Pero es que Leonie Swann nos ofrece una novela coherente, en la que los que sobran, o al menos están menos logrados, son los seres humanos, una novela en la que el lector oye los balidos, huele el frescor de la hierba y siente un irresistible deseo de masticarla. Con un lirismo a veces desconcertante, la prosa logra atraparnos desde el inicio haciéndonos cómplices de cada uno de los movimientos de sus lanudos personajes, hasta tal punto que en más de una ocasión los diálogos parecen tan nuestros como de Miss Maple, Othelo, Zora o Mopple.

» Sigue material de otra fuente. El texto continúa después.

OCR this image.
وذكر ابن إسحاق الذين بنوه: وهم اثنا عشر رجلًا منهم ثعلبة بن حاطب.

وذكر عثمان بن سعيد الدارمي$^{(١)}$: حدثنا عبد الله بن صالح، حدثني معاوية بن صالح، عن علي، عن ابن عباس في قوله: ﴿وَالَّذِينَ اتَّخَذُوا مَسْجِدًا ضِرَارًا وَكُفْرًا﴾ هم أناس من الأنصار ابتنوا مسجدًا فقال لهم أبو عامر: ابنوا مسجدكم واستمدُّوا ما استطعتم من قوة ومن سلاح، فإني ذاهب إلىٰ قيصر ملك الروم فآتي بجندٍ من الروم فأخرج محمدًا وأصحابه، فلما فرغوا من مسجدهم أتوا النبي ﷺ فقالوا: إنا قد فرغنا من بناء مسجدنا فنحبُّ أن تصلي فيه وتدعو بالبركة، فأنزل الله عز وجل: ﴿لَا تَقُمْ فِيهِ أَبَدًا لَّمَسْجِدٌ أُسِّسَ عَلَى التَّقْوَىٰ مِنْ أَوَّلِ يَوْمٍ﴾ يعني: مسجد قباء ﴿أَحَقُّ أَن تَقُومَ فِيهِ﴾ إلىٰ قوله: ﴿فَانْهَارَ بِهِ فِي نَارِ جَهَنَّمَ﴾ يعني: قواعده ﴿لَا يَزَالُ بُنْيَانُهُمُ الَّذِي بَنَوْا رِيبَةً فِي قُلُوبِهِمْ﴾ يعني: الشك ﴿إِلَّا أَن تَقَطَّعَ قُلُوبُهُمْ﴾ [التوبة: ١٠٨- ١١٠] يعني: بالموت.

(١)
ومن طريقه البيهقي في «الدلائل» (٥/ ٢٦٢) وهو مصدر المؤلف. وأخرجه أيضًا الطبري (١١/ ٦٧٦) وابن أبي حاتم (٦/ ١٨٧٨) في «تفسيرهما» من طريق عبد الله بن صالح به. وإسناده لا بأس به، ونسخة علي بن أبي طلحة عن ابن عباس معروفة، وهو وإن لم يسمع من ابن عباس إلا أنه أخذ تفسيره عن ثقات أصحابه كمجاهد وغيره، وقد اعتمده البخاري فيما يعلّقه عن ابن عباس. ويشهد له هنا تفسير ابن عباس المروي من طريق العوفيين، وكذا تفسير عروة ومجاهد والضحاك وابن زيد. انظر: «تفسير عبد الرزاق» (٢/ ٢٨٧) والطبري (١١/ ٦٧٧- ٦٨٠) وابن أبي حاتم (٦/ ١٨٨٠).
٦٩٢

Una novela que despide humor por los cuatro costados, que hace que su lectura no sea recomendable en público, o con mucha gente alrededor, si no se quiere ser tachado de estar bordeando la demencia. Ocurrente, hilarante y llena de sorpresas (sin olvidar ese punto de inteligencia irónica que hace interesante la espontaneidad) la historia logra que el interés no decaiga a lo largo de sus más de trescientas páginas gracias a ese tono de novela policíaca que atrapa casi tanto como el propio carácter de los ovinos protagonistas.